Is investing in an initial public offering a good idea?
Key Takeaways:
Media attention and high valuations around an Initial Public Offering (IPO) don’t always guarantee a favorable investment.
Investing in IPOs may be better suited for investors with longer-term time horizons and a willingness to hold shares rather than sell them.
Individual investors can purchase IPO stock directly through a brokerage account or by investing in small-/mid-cap growth mutual funds.
IPO Investment Myths:
Myth: If the public is excited about an IPO, I should invest
Reality: Positive attention doesn't guarantee a good investment. Extreme valuations may signal unfavorable risk-reward ratios, and a lack of a proven track record in the public domain adds risk.
Myth: IPO investments will yield higher rewards than waiting to invest
Reality: Newly public companies are often high risk and volatile. Financial results from IPOs are mixed, and high valuations may become problematic during economic slowdowns.

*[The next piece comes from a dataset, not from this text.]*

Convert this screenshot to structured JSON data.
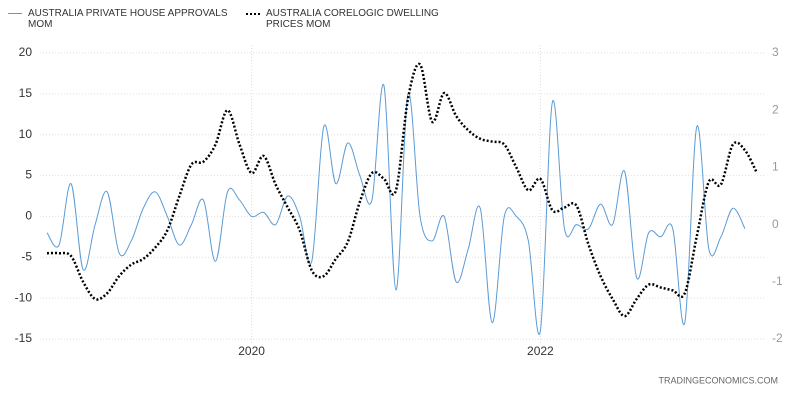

Myth: If a company is going public, it must be financially stable
Reality: Audited financials in an IPO don't ensure future stability. The company's fortunes may be influenced by external factors beyond its control.

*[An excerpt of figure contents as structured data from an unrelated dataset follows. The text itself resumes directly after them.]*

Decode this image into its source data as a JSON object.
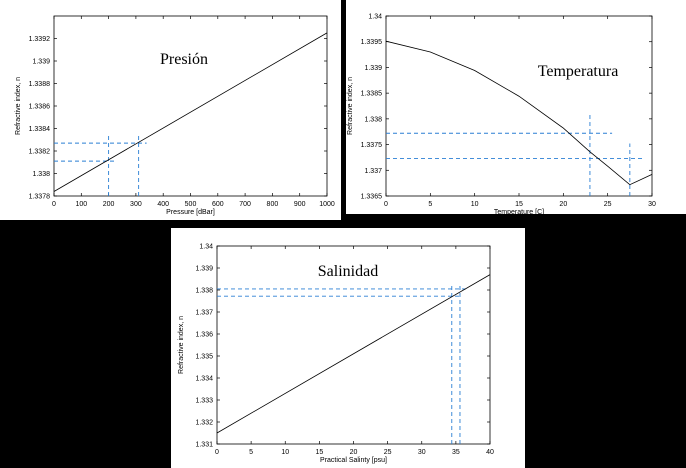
{
  "chart_data": [
    {
      "type": "line",
      "title": "Presión",
      "xlabel": "Pressure [dBar]",
      "ylabel": "Refractive index, n",
      "xlim": [
        0,
        1000
      ],
      "ylim": [
        1.3378,
        1.3394
      ],
      "x_ticks": [
        0,
        100,
        200,
        300,
        400,
        500,
        600,
        700,
        800,
        900,
        1000
      ],
      "y_ticks": [
        1.3378,
        1.338,
        1.3382,
        1.3384,
        1.3386,
        1.3388,
        1.339,
        1.3392
      ],
      "y_tick_labels": [
        "1.3378",
        "1.338",
        "1.3382",
        "1.3384",
        "1.3386",
        "1.3388",
        "1.339",
        "1.3392"
      ],
      "grid": false,
      "series": [
        {
          "x": [
            0,
            1000
          ],
          "y": [
            1.33784,
            1.33925
          ]
        }
      ],
      "reference_lines": [
        {
          "x": 200,
          "y": 1.33811,
          "y_top": 1.33834
        },
        {
          "x": 310,
          "y": 1.33827,
          "y_top": 1.33834
        }
      ]
    },
    {
      "type": "line",
      "title": "Temperatura",
      "xlabel": "Temperature [C]",
      "ylabel": "Refractive index, n",
      "xlim": [
        0,
        30
      ],
      "ylim": [
        1.3365,
        1.34
      ],
      "x_ticks": [
        0,
        5,
        10,
        15,
        20,
        25,
        30
      ],
      "y_ticks": [
        1.3365,
        1.337,
        1.3375,
        1.338,
        1.3385,
        1.339,
        1.3395,
        1.34
      ],
      "y_tick_labels": [
        "1.3365",
        "1.337",
        "1.3375",
        "1.338",
        "1.3385",
        "1.339",
        "1.3395",
        "1.34"
      ],
      "grid": false,
      "series": [
        {
          "x": [
            0,
            5,
            10,
            15,
            20,
            23,
            25,
            27.5,
            30
          ],
          "y": [
            1.33951,
            1.3393,
            1.33894,
            1.33844,
            1.33782,
            1.33736,
            1.33708,
            1.33672,
            1.33692
          ]
        }
      ],
      "reference_lines": [
        {
          "x": 23,
          "y": 1.33772,
          "y_top": 1.33808,
          "x_end": 25.5
        },
        {
          "x": 27.5,
          "y": 1.33723,
          "y_top": 1.33752,
          "x_end": 29
        }
      ]
    },
    {
      "type": "line",
      "title": "Salinidad",
      "xlabel": "Practical Salinty [psu]",
      "ylabel": "Refractive index, n",
      "xlim": [
        0,
        40
      ],
      "ylim": [
        1.331,
        1.34
      ],
      "x_ticks": [
        0,
        5,
        10,
        15,
        20,
        25,
        30,
        35,
        40
      ],
      "y_ticks": [
        1.331,
        1.332,
        1.333,
        1.334,
        1.335,
        1.336,
        1.337,
        1.338,
        1.339,
        1.34
      ],
      "y_tick_labels": [
        "1.331",
        "1.332",
        "1.333",
        "1.334",
        "1.335",
        "1.336",
        "1.337",
        "1.338",
        "1.339",
        "1.34"
      ],
      "grid": false,
      "series": [
        {
          "x": [
            0,
            40
          ],
          "y": [
            1.3315,
            1.3387
          ]
        }
      ],
      "reference_lines": [
        {
          "x": 34.4,
          "y": 1.33772,
          "y_top": 1.3383
        },
        {
          "x": 35.6,
          "y": 1.33805,
          "y_top": 1.3383
        }
      ]
    }
  ]
}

Myth: Only individual investors are awarded IPO shares
Reality: Institutional investors or fund managers are primary purchasers. Investment bankers prefer placing shares with long-term investors, creating share price volatility in the open market.
Myth: Investing in an IPO gets me in on the ground floor
Reality: IPO investors aren't the first to have access; they are among the first public owners. There's a difference between the IPO offering price and the price when shares start trading.

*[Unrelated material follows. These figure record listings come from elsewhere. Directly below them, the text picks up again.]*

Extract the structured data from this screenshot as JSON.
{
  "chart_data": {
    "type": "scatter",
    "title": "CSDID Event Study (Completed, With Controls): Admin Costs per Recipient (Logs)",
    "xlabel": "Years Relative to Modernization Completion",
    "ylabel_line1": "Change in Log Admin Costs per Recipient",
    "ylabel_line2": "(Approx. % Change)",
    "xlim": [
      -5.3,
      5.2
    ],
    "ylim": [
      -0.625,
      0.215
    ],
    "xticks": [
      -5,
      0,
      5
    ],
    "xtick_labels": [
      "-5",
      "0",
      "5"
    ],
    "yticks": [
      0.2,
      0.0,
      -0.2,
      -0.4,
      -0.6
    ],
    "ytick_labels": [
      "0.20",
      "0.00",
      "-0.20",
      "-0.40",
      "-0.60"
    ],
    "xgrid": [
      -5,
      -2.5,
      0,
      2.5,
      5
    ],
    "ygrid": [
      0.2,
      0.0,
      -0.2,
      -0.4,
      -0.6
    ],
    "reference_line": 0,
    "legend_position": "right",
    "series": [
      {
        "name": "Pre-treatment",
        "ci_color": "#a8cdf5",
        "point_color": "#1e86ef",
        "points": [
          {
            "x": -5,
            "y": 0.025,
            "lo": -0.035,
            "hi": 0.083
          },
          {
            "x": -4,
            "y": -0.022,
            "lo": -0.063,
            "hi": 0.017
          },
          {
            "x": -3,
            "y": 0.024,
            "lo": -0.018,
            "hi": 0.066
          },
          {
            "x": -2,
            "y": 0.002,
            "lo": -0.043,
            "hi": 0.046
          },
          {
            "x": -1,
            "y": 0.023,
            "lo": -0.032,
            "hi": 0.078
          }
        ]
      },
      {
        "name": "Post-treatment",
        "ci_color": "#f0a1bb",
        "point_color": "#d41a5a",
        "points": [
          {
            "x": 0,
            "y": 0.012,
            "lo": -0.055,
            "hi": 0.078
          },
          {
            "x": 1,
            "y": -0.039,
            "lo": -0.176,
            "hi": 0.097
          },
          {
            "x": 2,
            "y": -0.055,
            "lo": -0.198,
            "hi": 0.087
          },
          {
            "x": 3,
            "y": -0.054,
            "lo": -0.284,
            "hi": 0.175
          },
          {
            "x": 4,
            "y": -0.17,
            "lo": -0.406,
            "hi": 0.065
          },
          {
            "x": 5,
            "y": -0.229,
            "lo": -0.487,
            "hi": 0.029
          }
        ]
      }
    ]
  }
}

Understanding IPO Realities:
Mark the calendar for the date when shares become available for purchase.
Consider investing in small-/mid-cap growth mutual funds as an alternative to direct IPO stock purchases.
Terry Sandven's advice for potential IPO investors: Buyer beware. Understand the company, growth drivers, competitive landscape, valuations, and specific risks.
IPOs may be better suited for investors with longer-term time horizons who can bear potential substantial losses due to implied volatility.